Here, we demonstrate successful multiplexing of samples obtained from 96 distinct pooled yeast growth assays, with each sample comprising 6200 uniquely barcoded yeast mutants. This 96-plex experiment represents a 150-fold increase in unique observations over our proof-of-principle assessment, and provides substantial cost reduction/experiment over microarrays. Furthermore, while many aspects of microarray assay costs are fixed, the cost of multiplex barcode sequencing continues to decline as the number of reads per experiment increases. Indeed, this increase in sequencing rate has recently been shown to outpace the rate of Moore’s law (20). To assess the data quality at this level of multiplexing, all 96 samples were also assessed by microarray and we then compared the ability of both platforms to detect specific compound–gene interactions. It is expected that the principle of this 96-fold multiplexing application, with its ability to discriminate many sample types/slide or flow cell can be applied, with modification, to other molecular counting methods such as RNA-seq (21), ChIP-seq (22), promoter assays (23), histone occupancy (24) and Tn-seq (25). To systematically test highly multiplexed Bar-seq, we required a large pool of distinct sequences whose relative abundances could be varied and whose quantities could also be assessed by an orthogonal method. The Yeast Knock Out collection of 6200 Saccharomyces cerevisiae mutants, although designed for testing gene function, provides a suitable test bed for new sequencing methods (19). Each yeast deletion mutant contains three salient features: a dominant drug resistance marker replacing the deleted gene; two unique 20 base molecular barcodes; and universal primers that flank each barcode to allow amplification of all barcodes in a pooled manner using a single set of primers. Pooled competitive growth assays are typically carried out on 6200 mutants, and their relative abundances inferred from the signal from a barcode microarray (5–16). The rapid pace of advance in sequencing depth have led us and others to exploring diverse strategies for multiplexing of samples for NGS samples (19,25–34).
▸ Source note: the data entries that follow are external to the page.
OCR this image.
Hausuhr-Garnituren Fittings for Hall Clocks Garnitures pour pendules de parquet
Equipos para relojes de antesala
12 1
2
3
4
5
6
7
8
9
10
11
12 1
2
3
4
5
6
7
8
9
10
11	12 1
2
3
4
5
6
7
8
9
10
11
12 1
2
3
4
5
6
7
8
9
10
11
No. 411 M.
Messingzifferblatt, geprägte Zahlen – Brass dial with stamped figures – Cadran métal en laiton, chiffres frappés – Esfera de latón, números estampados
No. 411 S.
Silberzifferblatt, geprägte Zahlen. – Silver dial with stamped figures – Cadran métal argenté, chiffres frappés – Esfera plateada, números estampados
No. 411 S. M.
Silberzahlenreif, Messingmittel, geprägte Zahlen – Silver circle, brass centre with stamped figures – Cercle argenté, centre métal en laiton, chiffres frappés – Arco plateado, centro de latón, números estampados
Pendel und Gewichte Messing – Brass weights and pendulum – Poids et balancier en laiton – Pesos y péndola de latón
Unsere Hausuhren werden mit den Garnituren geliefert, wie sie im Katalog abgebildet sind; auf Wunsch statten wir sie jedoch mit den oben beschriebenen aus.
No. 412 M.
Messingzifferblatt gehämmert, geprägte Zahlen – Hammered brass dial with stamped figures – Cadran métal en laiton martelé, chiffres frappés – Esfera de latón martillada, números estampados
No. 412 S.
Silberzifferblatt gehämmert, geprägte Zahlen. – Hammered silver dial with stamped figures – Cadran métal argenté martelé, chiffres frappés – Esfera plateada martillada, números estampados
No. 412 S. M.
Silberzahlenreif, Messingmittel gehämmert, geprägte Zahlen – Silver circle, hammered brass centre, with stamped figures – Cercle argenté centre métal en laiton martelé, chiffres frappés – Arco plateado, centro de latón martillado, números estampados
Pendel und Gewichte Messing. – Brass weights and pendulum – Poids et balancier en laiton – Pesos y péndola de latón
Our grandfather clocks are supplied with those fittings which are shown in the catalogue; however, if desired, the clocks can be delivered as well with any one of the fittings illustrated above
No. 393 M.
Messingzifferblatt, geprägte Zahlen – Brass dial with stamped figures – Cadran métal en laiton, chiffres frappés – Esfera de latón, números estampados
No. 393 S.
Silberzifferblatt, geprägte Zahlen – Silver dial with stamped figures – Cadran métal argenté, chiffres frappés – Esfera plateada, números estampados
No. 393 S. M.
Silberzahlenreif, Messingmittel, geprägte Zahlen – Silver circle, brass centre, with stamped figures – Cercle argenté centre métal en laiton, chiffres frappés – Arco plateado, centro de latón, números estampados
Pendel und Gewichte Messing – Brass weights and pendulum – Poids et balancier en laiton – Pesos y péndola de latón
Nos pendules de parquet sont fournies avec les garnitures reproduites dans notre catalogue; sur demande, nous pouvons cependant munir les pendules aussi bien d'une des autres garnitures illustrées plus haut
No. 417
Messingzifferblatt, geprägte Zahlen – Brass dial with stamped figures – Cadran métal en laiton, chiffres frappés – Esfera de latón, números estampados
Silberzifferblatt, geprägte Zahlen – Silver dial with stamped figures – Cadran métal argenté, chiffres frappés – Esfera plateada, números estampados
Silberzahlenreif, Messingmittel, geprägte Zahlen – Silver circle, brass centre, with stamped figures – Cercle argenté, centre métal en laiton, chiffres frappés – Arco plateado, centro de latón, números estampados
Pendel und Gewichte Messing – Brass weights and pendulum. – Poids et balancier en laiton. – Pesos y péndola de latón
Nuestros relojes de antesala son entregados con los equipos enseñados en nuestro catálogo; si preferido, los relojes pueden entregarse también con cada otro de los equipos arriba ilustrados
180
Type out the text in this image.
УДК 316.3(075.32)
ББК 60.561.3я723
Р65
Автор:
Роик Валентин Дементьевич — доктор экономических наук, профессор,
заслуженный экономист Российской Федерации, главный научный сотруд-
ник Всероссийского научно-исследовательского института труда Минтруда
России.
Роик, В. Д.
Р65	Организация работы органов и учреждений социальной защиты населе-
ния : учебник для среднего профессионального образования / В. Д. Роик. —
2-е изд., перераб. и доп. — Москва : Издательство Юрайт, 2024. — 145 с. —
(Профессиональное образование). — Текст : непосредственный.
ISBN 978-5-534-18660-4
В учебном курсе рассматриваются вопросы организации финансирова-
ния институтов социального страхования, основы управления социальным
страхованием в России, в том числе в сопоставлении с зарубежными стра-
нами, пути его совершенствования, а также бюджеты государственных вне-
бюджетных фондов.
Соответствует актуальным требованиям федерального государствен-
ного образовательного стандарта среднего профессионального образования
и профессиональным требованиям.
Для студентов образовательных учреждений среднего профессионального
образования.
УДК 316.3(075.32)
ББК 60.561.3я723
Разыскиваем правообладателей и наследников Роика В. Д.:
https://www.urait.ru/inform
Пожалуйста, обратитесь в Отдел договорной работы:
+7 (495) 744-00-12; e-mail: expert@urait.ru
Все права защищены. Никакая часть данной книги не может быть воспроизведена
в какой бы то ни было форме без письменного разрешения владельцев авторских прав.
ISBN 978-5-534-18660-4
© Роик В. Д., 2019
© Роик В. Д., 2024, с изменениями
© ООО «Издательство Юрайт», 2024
One essential element for multiplexing prior to sequencing is the incorporation (in this instance using modified primers during PCR) of a unique experimental indexing tag (See Supplementary Figure S1 for structure of PCR amplicon). Following PCR, the amplified DNA is purified and quantified, then pooled with amplicons derived from other samples with different indexing tags. The pooled PCR products are then purified from a single lane of a polyacrylamide gel, reducing costs and sample preparation time. Further, combining samples prior to purification reduces potential liquid transfer errors, providing for greater uniformity, and also reducing the number of emulsion PCRs reactions required prior to di-nucleotide sequencing on the SOLiD V3 instrument. In our 20- and 96-plex sequencing runs, two independent reads were obtained for each feature (Supplementary Figure S1): the first sequence read was primed from the P1 adapter sequence, capturing the sequence of the first common primer (U1) and the yeast barcode. The second sequencing read, primed from the IA internal adaptor captures the SOLiD indexing tag used to assign barcode reads to 96 individual sample bins. Data from a real-world 96-plex assay show performance equal to or exceeding both microarray data and published lower complexity multiplexing Bar-seq data. The potential for higher order multiplexing of thousands of samples offers the prospect of greatly reduced cost and such ‘extreme-multiplexing’ will benefit from robust automation to ensure sample uniformity.
METHODS AND MATERIALS
Yeast deletion collection
The yeast deletion collection was obtained from Angela Chu at the Stanford Genome Technology Centre, and stored in YPD-7% dimethyl sulfoxide (DMSO) in −80°C as individual strains in 96-well plates. The plates were thawed and robotically pinned onto YPD agar plates. Cells are grown in 30°C for 2–3 days until colonies form. Slow growing strains were grown separately for 2–3 additional days. All plates were then flooded with 5–7 ml of media, scraped and pooled in YPD-7% DMSO to a final concentration of OD600 = 50, and frozen at −80°C until use, as described by Pierce et al. (11).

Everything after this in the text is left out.